“From West Philadelphia, born and raised, I’m commercializing science, following a path mostly unpaved.”
Hometown: Philadelphia, Pennsylvania
Fun Fact About Yourself: I was in a hip-hop dance group in college. Performing on stage helped me to stop being as shy as I was and to start becoming the person that I wanted to be.
Undergraduate School and Major:
Princeton University, Chemical Engineering BSE;
Stanford University, Chemical Engineering PhD
Most Recent Employer and Job Title: Frost & Sullivan, Research Analyst and Consultant
Describe your biggest accomplishment in your career so far: As a postdoctoral scholar, I was given autonomy in determining my line of research. I was able to combine the knowledge gained from my graduate studies and the technology in my lab to invent a new sensor technology that was good enough to become the basis of a startup company.
Starting a company is extremely scary but somehow everything came together well. It was the culmination of several years of research and could only be done by properly managing a team of graduate and undergraduate students, recruiting co-founders, and nurturing key business partnerships. I am proud that I was able to take on the challenge of starting a business based on my own research.
What quality best describes the MBA classmates you’ve met so far and why? My classmates represent a niceness that is amenable to business. They are thoughtful and friendly and, in a crisis, all are ready to help in any way possible. My classmates are not pushovers. They are caring enough to speak candidly and hold others accountable. We’ve already established a great sense of community and I’m sure we will be highly supportive of each other as we go through business school.
What was the key factor that led you to choose this program for your full-time MBA and why was it so important to you? Alumni giving rate was a key factor for me. I think this metric gives the best representation of graduate satisfaction and gratitude. It encompasses whether graduates move into their desired careers, how well the school prepares its graduates, as well as how well the alumni network effectively contributes to career growth. Tuck by far has the greatest alumni giving rate among top business schools, and all my numerous interactions with alumni have validated this metric.

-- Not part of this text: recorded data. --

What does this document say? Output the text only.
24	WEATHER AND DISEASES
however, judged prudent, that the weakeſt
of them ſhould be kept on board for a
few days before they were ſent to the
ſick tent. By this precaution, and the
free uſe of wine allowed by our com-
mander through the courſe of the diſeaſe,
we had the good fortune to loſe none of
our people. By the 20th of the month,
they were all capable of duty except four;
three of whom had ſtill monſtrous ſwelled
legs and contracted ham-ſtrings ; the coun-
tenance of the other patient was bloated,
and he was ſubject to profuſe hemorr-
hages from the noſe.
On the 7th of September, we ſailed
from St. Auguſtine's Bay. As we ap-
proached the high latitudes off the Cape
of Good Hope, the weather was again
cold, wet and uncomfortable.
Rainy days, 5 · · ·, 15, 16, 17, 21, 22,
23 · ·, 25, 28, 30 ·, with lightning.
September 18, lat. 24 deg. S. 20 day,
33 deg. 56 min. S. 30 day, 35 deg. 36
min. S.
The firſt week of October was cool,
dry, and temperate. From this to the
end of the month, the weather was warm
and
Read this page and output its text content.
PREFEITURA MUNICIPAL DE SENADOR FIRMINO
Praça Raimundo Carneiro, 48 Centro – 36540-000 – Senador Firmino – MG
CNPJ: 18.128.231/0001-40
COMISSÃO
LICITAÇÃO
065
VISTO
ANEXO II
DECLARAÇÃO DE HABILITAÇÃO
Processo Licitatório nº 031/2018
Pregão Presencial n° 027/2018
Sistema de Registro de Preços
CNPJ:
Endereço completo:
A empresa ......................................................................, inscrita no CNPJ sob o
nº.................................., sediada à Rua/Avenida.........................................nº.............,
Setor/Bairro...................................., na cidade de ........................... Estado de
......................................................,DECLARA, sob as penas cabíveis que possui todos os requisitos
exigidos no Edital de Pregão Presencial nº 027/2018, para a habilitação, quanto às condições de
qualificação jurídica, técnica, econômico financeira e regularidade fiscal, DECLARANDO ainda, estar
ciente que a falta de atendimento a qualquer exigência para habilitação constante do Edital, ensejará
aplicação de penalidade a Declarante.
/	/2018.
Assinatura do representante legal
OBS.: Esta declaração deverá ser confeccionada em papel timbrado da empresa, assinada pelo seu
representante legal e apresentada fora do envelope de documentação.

What aspect of the school’s culture or values resonates most with you and why? Tuck strives to impart a sense of confident humility onto its graduates. This resonates strongly with me as I don’t believe achieving success requires being boastful or self-serving. Gratitude and consideration for society as a whole will lead to a more prosperous and technologically advanced society with fewer unintended consequences.
What club or activity are you looking most forward to in business school? Winter is my favorite season. Since I have lived in Texas for the past six years, I haven’t been able to fully engage in any typical winter activities. So I’m looking most forward to hitting the slopes frequently with the Ski and Snowboard Club.
What was the most challenging question you were asked during the admissions process? The entire admissions process is a blur, but one question I received was what my game plan would be if I did not get into business school. It’s hard to hear that question and not think the interview is going terribly. In the moment, I was also unsure whether I would be persistent in trying to go to business school or try to enter the venture capital space without an MBA. I talked through my thought process and gave a reasonable answer centered around different paths to reaching my career goals.
What led you to pursue an MBA at this point in your career? I want to move into venture capital and I knew business school would help me be successful in this career in two ways. Already, I have tapped into the alumni and organizational networks associated with an MBA to connect with people in the industry. I will also learn the financial aspects of early-stage investing more thoroughly than I would be learning on my own. Lastly, expanding your network of ambitious people who are trying to improve the world is always a good thing!
What other MBA programs did you apply to? Berkeley Haas, Stanford GSB, MIT Sloan, UCLA Anderson, UT McCombs, and UW Foster.
How did you determine your fit at various schools? I targeted highly-ranked schools with a small class size since I want to be familiar with all my classmates. I used several online resources, including Poets & Quants, to determine which schools fit my basic criteria in terms of alumni network strength, academic rigor, and perceived culture. I also visited a few campuses to get a better sense of those that best fit my career goals. Those visits along with the fervent support from alumni made me choose Tuck.
What was your defining moment and how did it shape who you are? A year into my Ph.D. program and after doing research for a few months, we had qualifying exams to present our research plan for our doctoral work and to demonstrate our understanding of the project. I failed my first attempt even though I was sure that I was prepared at the time. After spending some time reflecting, I realized that there was more that I could have done to prepare for the exam. I better analyzed the questions that I was asked, determined pertinent gaps in my knowledge, and studied to fill those gaps. With that introspection, I took the exam again, knowing I had done my best to prepare and was ready for whatever result may come. Fortunately, I passed and that sparked my career in chemical engineering research.
Where do you see yourself in ten years? In ten years, I want to be a seasoned venture capitalist, having invested in several companies in the advanced material and food science industries. By that time, I should be starting to get a gauge on how successful those investments were and how I can improve my strategies. I am aiming to demonstrate that investing in technology-driven, capital-intensive industries can have as large a return as other industries given a long enough time frame while also yielding a larger positive societal impact as new industries and thousands of jobs are created.